The princess straightened her back and lifted her chin. "King Theoden, Lord of the Mark," she declared proudly, "I intend to go onward to Gondor, to help as I can, if I can. But I was raised in safety in the mountain hills looking over these fair plains," she said, gesturing toward the northern end of the White Mountains, "amid the herdsmen and horse lords who guard these lands. Of battle strategy I know little. But I do know that you must act, now. Would you have your fair country overrun by Orcs, its people slain or enslaved?"

The aged king looked at this young girl, pondering, as if he were now in doubt. She was but a child, who had never seen the land of her forefathers, yet spoke as one with rank and responsibility there.

Elraen glanced around the room. She was growing impatient, and, if the King wasn't going to listen, anxious to leave. A strong wind whistled wildly outside. It managed to breeze into the room through the windows and shake the great doors, and make the hearth fire and sconce torches dance up high.

The counselor gasped, looking around the room in alarm and, seeing the doubt churning on his lord's face, scurried back to sit by the throne. The lady standing by in the shadows looked on in surprise but did not move.

"My Lord!" the counselor continued in a low voice. "There is something very strange about her. Are we really to believe she persuaded such a powerful being as the White Wizard to let her go freely? She's an agent in his employ! It's a trap, I tell you!"
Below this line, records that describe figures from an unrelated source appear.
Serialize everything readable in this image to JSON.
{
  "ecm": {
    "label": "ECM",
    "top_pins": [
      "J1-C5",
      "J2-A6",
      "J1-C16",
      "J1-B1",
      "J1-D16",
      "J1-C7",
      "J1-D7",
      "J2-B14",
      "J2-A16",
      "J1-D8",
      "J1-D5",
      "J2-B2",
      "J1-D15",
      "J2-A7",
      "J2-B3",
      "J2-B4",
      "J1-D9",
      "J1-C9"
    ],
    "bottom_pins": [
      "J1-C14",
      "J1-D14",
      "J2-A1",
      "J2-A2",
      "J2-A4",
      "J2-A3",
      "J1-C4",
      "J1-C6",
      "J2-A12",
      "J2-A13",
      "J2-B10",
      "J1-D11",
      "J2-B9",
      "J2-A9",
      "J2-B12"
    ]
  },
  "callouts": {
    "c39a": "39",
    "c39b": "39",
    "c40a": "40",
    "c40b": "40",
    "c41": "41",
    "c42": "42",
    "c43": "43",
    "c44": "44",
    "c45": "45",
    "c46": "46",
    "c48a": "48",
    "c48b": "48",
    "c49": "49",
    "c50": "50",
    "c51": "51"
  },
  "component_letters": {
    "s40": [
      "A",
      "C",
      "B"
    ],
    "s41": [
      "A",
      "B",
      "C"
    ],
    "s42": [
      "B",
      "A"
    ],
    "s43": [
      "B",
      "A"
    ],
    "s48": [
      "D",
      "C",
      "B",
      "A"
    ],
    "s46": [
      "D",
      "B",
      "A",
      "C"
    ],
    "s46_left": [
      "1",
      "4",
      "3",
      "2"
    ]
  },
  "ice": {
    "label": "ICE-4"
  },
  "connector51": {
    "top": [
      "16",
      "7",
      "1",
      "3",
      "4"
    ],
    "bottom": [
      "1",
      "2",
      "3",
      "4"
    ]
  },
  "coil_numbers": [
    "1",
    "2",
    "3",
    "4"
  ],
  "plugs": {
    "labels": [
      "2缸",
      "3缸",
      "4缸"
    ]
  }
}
With that the king fell back under the counselor's spell, and in the end he resolved to detain her.

Elraen sighed softly and let her shoulders slump forward in defeat, as the guards led her away. She bent her mind to Sunstreak and bade her to flee into the hills. 'Oh how I wish Gandalf were here!' she thought to herself. 'He had such an easy way of talking sense into people'. Her thoughts returned to the present. Now what? It would not do to force her way out. She now realized suddenly that she was also very tired, and resigned to wait until morning to decide.